History

France
- Name: Mohawk
- Launched: 1805
- Captured: 1806

United Kingdom
- Name: HMS Saint Christopher
- Acquired: 1806 (by capture)
- Fate: Broken up 1811

General characteristics
- Type: Sloop
- Tons burthen: 279 (bm)
- Armament: 16 × 18-pounder carronades + 2 × 6-pounder chase guns

= HMS Saint Christopher (1806) =

Sloop of the Royal Navy

HMS Saint Christopher (or St Christopher, or St Christopher's) was the French privateer Mohawk, launched in 1805, that the Royal Navy captured in 1806. The citizens of Saint Kitts (Saint Christopher Island), purchased her and donated her to the Royal Navy. She was broken up at Antigua in 1811.

==Service==
Mohawk was a French privateer launched in 1805 that the British captured on 17 March 1806. The citizens of Saint Christopher Island purchased her and presented her to the Navy,.

On 15 August 1806 Lieutenant John Tancock was promoted to Commander into Saint Christopher. He commissioned her that month in Antigua. He would remain her commander until late in 1808.

At some point, probably in December, Lieutenant Andrew Hodge took temporary command of St Christopher. (Note: Lieutenant Andrew Hodge received promotion to the rank of Commander on 4 December 1807.)

At daylight on 2 January 1807, Saint Christopher was under Hodge's command and about three miles off Saint Bartholomew's when she encountered and gave chase to three French privateers. They separated, with the result that she could only capture one. The prize turned out to be the sloop Entreprenante, of one small gun and seventeen men. The two other privateers escaped into Great Bay, St. Martin's.

Tancock had returned to command of Saint Christopher by 18 July when she captured the schooner Henrietta Adelaide, Lind, master. Then on 12 September St Christopher captured the schooner Julia and Sally, De Gasy, master. (Note: A seaman's share of the prize money for Henrietta Adelaide was 8s 0¼d. A seaman's share of the prize (or possibly salvage) money for Julia was 3s 1¼d.) On 6 October St Christopher captured the Danish schooner Speculator.

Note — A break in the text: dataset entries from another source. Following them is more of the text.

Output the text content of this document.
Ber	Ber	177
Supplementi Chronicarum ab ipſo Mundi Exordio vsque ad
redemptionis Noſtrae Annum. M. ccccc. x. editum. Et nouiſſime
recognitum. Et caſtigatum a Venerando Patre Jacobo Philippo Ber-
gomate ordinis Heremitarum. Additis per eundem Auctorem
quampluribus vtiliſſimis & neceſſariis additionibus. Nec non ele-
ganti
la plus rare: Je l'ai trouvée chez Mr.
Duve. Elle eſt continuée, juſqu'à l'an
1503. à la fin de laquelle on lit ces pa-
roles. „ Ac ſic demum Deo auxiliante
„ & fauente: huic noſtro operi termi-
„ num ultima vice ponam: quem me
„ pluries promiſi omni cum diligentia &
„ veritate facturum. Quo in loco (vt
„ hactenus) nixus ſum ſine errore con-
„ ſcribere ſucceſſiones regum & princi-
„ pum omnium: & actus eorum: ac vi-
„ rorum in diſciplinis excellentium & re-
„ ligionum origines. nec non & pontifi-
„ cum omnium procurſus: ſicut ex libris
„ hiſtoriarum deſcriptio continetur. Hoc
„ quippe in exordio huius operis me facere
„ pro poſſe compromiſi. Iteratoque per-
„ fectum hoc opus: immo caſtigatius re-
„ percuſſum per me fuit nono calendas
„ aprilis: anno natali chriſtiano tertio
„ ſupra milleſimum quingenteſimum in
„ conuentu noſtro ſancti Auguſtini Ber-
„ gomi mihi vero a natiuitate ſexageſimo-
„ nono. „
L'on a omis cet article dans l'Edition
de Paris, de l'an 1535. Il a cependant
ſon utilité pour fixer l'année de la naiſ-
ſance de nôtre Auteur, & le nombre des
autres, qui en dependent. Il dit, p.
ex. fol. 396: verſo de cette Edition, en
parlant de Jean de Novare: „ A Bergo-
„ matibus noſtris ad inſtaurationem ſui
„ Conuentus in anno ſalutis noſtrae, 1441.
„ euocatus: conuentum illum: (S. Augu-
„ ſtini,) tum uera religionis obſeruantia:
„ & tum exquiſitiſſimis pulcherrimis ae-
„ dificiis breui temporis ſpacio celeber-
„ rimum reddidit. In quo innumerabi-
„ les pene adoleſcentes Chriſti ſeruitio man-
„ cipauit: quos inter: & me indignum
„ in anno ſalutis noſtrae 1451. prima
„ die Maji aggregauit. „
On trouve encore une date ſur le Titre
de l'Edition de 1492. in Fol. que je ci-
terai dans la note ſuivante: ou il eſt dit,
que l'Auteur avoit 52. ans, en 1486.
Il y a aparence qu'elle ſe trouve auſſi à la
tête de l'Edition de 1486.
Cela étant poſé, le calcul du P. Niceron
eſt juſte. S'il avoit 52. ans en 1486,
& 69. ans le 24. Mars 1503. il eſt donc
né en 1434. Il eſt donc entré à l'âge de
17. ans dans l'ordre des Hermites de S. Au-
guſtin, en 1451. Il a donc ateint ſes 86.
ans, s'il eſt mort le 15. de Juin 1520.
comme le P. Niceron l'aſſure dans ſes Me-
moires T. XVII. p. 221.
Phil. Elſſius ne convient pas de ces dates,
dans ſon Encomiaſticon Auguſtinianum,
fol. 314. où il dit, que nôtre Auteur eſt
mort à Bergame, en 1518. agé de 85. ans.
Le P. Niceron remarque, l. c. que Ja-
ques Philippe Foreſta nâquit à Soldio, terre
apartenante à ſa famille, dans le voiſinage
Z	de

Next, St Christopher served in the squadron under Rear-Admiral Alexander Cochrane, in , that was sent to occupy the Danish West Indies. The actual occupation of the Danish West Indies did not occur until 7 December, after receipt of news of the second battle of Copenhagen. (Note: A first class share of the prize money awarded in 1816, i.e., the share accruing to Tancock and each of the other captains and commanders, was worth £398 10s 3½d; a fifth-class share, that of a seaman in the fleet, was worth £1 18s 10d.)

Late in 1808, a bad attack of yellow fever forced Tancock to return to Britain. A biography credited him with having captured several small Spanish vessels, detained a Danish ship that was condemned as a droit of admiralty, and recaptured a British vessel that had been carrying bale goods from Glasgow to St Thomas's.

Lieutenant Francis Alexander Halliday received promotion to Commander on 29 August 1808, and took command of St Christopher in September. He was her captain on 27 November when she captured Exchange. (Note: A first-class share was worth £239 10s 8½d; a sixth-class share, that of an ordinary seaman, was worth £7 5s 7¼d.)

In September 1809, Commander Smith replaced Halliday. However, Admiral Cochrane appointed Henry Nathaniel Rowe acting commander of St Christopher on 19 December; the appointment was confirmed in May 1810. (Note: O'Byrne reports that Rowe commanded St Christopher at the invasion of Guadeloupe (28 January 1810 to 6 February). However, she is not among the vessels named in the announcement in 1847 of the Admiralty award of the Naval General Service Medal with clasp "Guadaloupe" awarded upon application to all British participants still living in 1847.)

In May Rowe transferred to Asp, then under the command of Commander William M'Culloch. Rowe sailed Asp back to Britain with dispatches, and M'Culloch assumed command of St Christopher. On 18 February 1811 St Christopher captured the Spanish slave ship San Josef y Animas. (Note: San Jose y Animas was a schooner owned by Ezequiel Madan, with Juan Villas y Apriera, master. She had left on her slaving voyage on 11 June 1810, gathered slaves at the Gambia, and had sailed from Africa on 9 August. After Saint Christopher captured her, San Jose y Animas arrived at Antigua with 211 slaves. She was condemned there.)

==Fate==
St Christopher was broken up at Antigua in 1811.